I get many opportunities to review documents and processes in the course of my job, and sometimes they’re not even about performance. :)

About 2 years ago I started seeing a goodly number of security related documents; and now increasingly I see things about the Security Development Lifecycle. The thing that struck me then, as now, is that in many of these documents you could basically do a mass substitution of “performance” where it says “security”, change a few metrics and the document would still read fairly well. I suppose this shouldn’t be too terribly surprising because after all performance and security are both quality attributes and many of the processes that you use for one are perfect for the other.

If you have a moment, pick up your favorite security process literature – you do have some handy right? You don’t? Oops shame on you, better go get some; it’s important stuff – and have a look at how the security best practices you’re using compare to your performance practices. It’s interesting to see just how much cross fertilization is possible.

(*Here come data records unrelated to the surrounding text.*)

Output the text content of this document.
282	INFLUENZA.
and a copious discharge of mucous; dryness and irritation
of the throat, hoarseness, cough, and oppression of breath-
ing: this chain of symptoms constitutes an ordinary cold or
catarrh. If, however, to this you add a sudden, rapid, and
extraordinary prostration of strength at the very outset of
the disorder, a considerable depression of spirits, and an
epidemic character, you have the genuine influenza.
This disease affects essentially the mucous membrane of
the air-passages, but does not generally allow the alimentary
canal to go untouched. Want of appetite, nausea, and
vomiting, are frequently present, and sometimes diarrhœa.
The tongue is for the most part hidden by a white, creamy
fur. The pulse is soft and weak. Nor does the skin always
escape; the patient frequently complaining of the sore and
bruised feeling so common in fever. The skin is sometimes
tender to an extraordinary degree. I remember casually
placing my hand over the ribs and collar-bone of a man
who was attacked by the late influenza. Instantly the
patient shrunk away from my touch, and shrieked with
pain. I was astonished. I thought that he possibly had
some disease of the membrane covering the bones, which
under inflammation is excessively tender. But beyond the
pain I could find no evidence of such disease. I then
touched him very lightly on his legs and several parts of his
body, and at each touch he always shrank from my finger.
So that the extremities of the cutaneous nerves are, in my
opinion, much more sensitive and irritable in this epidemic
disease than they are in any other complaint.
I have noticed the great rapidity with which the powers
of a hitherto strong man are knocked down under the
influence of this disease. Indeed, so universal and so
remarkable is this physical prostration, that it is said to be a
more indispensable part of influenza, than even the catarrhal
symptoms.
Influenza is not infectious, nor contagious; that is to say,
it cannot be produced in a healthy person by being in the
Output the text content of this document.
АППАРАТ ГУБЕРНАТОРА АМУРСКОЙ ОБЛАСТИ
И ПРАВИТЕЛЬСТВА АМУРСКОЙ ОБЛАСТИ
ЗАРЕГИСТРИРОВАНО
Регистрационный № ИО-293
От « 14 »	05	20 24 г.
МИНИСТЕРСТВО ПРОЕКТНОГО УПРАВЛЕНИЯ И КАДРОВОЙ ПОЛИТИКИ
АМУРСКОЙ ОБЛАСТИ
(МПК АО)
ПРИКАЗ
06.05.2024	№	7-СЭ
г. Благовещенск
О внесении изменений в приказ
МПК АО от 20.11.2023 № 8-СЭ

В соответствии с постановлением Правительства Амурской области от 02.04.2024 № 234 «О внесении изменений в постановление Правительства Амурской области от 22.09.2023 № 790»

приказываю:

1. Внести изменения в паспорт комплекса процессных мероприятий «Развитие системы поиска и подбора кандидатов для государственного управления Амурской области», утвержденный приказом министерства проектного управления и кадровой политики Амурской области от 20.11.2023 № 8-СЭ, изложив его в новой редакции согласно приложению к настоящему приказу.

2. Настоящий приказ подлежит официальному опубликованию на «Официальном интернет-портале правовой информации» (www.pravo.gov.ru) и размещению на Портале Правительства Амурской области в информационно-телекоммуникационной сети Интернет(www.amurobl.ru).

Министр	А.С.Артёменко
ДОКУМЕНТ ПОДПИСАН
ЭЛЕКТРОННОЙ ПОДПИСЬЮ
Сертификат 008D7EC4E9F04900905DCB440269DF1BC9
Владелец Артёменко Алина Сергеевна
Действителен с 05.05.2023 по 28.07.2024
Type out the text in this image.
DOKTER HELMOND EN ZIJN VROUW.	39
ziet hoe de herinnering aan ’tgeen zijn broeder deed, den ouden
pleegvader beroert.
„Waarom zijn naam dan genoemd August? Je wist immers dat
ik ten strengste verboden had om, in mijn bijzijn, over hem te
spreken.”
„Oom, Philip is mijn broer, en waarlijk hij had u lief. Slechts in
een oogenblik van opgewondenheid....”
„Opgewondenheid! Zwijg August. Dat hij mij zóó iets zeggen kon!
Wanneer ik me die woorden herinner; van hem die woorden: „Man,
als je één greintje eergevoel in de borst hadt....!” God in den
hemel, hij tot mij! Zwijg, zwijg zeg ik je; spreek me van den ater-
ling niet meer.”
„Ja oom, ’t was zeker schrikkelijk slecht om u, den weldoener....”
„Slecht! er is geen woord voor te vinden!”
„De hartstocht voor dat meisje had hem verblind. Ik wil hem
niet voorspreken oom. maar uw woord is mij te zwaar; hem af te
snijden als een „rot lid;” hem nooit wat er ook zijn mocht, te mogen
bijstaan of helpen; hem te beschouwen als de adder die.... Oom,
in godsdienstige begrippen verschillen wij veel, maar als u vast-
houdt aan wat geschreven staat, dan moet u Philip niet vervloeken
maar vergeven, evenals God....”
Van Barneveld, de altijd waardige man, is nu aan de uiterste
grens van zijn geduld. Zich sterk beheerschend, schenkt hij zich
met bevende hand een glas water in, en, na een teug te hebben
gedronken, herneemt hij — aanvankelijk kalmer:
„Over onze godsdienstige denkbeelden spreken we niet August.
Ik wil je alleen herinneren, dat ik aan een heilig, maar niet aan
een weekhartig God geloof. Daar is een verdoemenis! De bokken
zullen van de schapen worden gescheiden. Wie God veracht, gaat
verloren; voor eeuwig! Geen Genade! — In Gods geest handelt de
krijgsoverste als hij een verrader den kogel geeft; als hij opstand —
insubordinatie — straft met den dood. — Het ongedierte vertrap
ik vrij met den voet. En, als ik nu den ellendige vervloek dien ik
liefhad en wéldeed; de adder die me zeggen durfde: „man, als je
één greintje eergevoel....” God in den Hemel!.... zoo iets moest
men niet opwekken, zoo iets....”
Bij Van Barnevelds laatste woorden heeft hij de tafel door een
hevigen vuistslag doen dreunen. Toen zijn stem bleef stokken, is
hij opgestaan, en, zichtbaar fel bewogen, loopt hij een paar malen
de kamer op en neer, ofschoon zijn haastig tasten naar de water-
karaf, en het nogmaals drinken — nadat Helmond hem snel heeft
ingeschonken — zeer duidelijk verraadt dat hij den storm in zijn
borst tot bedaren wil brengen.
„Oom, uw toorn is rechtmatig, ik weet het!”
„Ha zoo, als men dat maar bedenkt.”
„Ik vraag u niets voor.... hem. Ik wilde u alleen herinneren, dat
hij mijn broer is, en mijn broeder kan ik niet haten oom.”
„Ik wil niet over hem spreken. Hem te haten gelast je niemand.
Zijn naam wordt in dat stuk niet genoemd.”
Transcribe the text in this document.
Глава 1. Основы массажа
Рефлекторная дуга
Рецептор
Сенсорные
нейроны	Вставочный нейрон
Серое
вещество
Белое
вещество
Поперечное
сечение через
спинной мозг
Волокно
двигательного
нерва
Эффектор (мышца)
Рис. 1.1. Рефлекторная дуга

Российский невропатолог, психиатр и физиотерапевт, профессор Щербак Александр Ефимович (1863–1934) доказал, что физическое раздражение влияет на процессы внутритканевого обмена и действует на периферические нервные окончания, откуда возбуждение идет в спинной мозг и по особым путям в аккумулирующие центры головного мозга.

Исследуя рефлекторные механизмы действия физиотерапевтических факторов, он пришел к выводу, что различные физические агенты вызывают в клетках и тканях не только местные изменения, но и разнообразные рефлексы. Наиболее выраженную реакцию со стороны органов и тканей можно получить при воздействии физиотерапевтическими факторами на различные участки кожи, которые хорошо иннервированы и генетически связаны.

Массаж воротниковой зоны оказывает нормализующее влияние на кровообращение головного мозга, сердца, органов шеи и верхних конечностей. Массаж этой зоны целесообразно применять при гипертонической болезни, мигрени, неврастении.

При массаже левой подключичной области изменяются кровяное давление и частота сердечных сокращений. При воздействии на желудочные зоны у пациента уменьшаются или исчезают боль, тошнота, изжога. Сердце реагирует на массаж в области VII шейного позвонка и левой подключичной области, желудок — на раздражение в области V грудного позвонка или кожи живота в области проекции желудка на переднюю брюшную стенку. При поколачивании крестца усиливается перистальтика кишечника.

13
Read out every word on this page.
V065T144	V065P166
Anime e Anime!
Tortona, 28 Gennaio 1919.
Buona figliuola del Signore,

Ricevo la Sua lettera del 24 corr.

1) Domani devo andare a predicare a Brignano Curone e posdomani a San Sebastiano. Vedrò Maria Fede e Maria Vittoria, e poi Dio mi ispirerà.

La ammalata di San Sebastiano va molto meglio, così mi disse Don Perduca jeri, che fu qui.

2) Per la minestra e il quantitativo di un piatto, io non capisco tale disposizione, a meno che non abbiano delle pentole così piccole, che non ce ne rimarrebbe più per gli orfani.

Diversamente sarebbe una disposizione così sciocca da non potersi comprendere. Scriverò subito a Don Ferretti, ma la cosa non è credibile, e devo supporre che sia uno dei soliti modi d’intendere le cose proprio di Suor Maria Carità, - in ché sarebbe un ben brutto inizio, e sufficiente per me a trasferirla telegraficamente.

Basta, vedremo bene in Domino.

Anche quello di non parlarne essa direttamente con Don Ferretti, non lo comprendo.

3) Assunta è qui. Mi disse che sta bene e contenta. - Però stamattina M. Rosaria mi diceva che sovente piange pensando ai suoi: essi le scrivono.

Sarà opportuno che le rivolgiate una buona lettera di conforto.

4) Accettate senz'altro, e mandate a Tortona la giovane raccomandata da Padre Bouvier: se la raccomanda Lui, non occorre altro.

I think one of the most important notions that performance engineers can borrow from the security lifecycle is that there are many different activities, that each stage of the project has appropriate activities, and that massive effort at any one stage is the wrong idea.

If you’ve ever heard me speak you’ll probably remember me cautioning that the old cliché “Premature Optimization is the Root of All Evil” often leads to very bad thinking like “Just make it work the easy way first and worry about making it fast later.” Now of course the reason that this is bad is that the most egregious performance mistakes are generally not in execution but in design and those mistakes are made very early in the project – it’s important to have a design that is sound from a performance perspective. That means at least some consideration should be given to performance right away.

I’m quite certain that Tony Hoare (who Don Knuth was quoting when he made the phrase popular) didn’t mean that all performance work should be done at the end. His caution, and it is a good one, is that doing a lot of micro-tuning in the early stages of a project, without good data to support it, is much more likely to introduce unneeded complexity than it is to actually help your performance.

This brings us full circle. Hoare’s admonition is just one example of doing the wrong performance activity at the wrong time in your projects lifecycle. There is a time to micro-tune and it isn’t on the whiteboard on the first day of your project. At that point you should be thinking about your overall goals, thinking about what you will measure and how, how you will track performance regressions, what the key resources will be, what dependencies you can afford, and other overarching issues. As you move along in the project you’ll find that different activities start to become appropriate and rewarding.

If you expend all your performance effort at any one stage in your project’s life then you can expect a disaster. Instead balance the time you have available and invest in performance in appropriate ways throughout the cycle.


To see more of these similarities have a look at the lifecycle approaches being taken by the Patterns and Practices team. Look at the Security Engineering documents and the by-design similarities between Improving Web App Security and Improving .NET Performance and Scalability.